2017年04月03日

蛇のように、鳩のように【マタイ10:16〜23】

聖句「わたしはあなたがたを遣わす。それは、狼の群れに羊を送り込むようなものだ。だから、蛇のように賢く、鳩のように素直になりなさい。」(10:16)

1.《レミゼ》 ユーゴーの『レ・ミゼラブル』には、グランテールという学生が登場して「如何に白百合が鳩の悪口を叩くか」「狂信者は蛇よりも有害だ」と演説する場面があります。白百合はフランス王室の国璽ですが、蛇や鳩と共に聖書に所縁の深い象徴です。要するに「目糞、鼻糞を笑う」なのです。思えば、丹羽文雄の『蛇と鳩』も宗教の二面性を言い表わす題名だったのです。

2.《蛇と鳩》 文語訳では「蛇のように慧く」と訳されています。「物事の本質を見抜く心の鋭さ」です。実際、熱線暗視装置「ピット器官」を持ち、闇世の中でも獲物の位置や形状を正確に捉えることの出来る蛇もいるのです。赤外線情報と視覚情報とを統合できるのです。あらゆる生物の中で、鳩は色検知能力が最も優れているそうで、人間の「三原色」に対して「20原色」を持っているとされています。バッハとストラビンスキーを聴き分け、ピカソとモネを見分けた実験結果もあります。蛇が邪悪で狡猾、鳩が柔和で素直と、善悪の区別は必要ありません。どちらが優れているのでもありません。等価値なのです。

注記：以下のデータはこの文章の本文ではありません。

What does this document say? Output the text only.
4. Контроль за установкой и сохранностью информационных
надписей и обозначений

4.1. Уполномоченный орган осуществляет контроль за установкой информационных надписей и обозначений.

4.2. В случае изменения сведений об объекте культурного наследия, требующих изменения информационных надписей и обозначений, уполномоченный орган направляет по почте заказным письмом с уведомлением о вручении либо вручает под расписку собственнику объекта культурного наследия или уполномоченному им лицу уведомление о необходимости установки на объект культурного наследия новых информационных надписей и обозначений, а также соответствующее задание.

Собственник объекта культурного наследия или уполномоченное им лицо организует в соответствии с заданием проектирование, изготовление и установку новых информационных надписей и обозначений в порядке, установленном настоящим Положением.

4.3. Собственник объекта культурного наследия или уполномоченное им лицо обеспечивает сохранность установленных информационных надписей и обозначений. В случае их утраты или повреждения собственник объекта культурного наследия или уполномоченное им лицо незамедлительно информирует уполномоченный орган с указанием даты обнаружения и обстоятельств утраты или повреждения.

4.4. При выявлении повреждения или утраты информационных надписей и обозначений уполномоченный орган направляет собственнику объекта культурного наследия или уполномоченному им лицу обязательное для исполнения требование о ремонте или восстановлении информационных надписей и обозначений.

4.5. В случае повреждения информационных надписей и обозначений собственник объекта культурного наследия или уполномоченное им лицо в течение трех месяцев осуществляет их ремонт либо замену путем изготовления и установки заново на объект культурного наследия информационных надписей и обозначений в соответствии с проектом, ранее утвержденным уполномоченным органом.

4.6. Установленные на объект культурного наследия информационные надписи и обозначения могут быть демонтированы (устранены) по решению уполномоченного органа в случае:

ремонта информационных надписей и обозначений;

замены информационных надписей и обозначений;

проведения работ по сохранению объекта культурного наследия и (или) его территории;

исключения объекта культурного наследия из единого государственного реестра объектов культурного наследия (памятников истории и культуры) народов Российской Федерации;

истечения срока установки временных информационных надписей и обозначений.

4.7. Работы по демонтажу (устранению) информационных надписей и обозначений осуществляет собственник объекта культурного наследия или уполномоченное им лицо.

3.《狼と羊》 「蛇のように賢く」とは、暗闇の中でも獲物を捉える蛇の認識能力の高さです。「鳩のように素直に」とは、ワインを水で割らないストレートの意味です。いずれも現実認識です。もう1つ「羊のように」と言われています。羊は旧約聖書以来「信仰者」の象徴です。4つの動物は全て複数形で表現されています。社会という「大きな群れ」の中で、教会のような「小さな群れ」は如何にあるべきかと教えられているのかも知れません。私たちを取り巻く社会も「狼の群れ」のように残酷で、油断なりません。「狼の群れ」のような世の中ですが、主が羊飼いとして私たちを守り、導いて下さるのです。